Enhancement of the piezoelectric response of ZnO nanowires grown via PLI-MOCVD using post-deposition treatments through adjusted screening and surface effects

Abstract

As a biocompatible and non-critical material, ZnO, specifically in its nanowire morphology, holds great promise for integration into highly efficient mechanical energy transducers. However, controlling the density of the free charge carriers that drive the screening effect of the piezoelectric potential under mechanical solicitations is critical for enhancing the piezoelectric properties of ZnO nanowires. Hence, herein, the effects of several post-deposition treatments, including O₂ plasma, UV ozone, and thermal annealing under O₂ atmosphere, on the properties of ZnO nanowires grown via pulsed-liquid injection metal–organic chemical vapor deposition are thoroughly investigated and compared.
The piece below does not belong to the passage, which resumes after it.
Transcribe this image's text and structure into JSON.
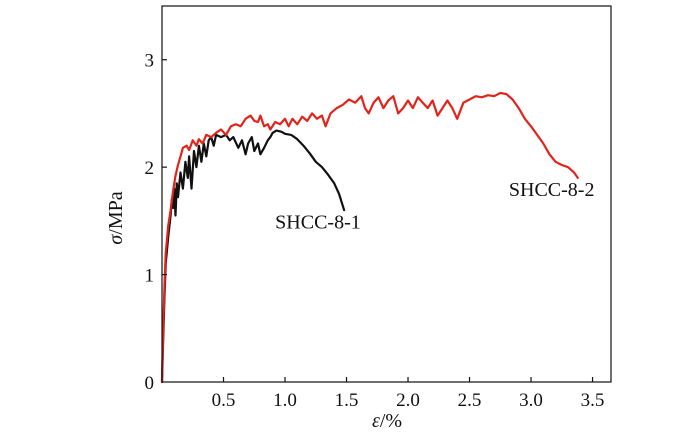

The thermal annealing treatment at high temperature shows predominance over the other post-deposition treatments for the decrease in the density of free electrons (roughly estimated from 1.8–3.3 × 10¹⁸ to about 10¹⁷ cm⁻³ ), removal of carbon contamination inside the structure, and improvement in crystallinity. By proceeding with the thermal annealing treatment and increasing the temperature from 700 °C to 900 °C, time-resolved cathodoluminescence measurements further reveal the decrease in the density of surface traps from 7.7 to 3.0 × 10¹² cm⁻² owing to an increase in the amount of oxygen vacancies at the surfaces of the ZnO nanowires. The effective piezoelectric coefficient d^eff₃₃, as measured by piezo-response force microscopy, eventually shows a significant enhancement of 47%, from 4.5 to 6.6 pm V⁻¹, as the annealing temperature and duration are increased. These findings reveal the trade-off to be optimized when using the post-deposition treatments, as supported by finite element method simulations, which shows that the reduction in the densities of free electrons and surface traps acts in an opposite manner on the piezoelectric response of the ZnO nanowires.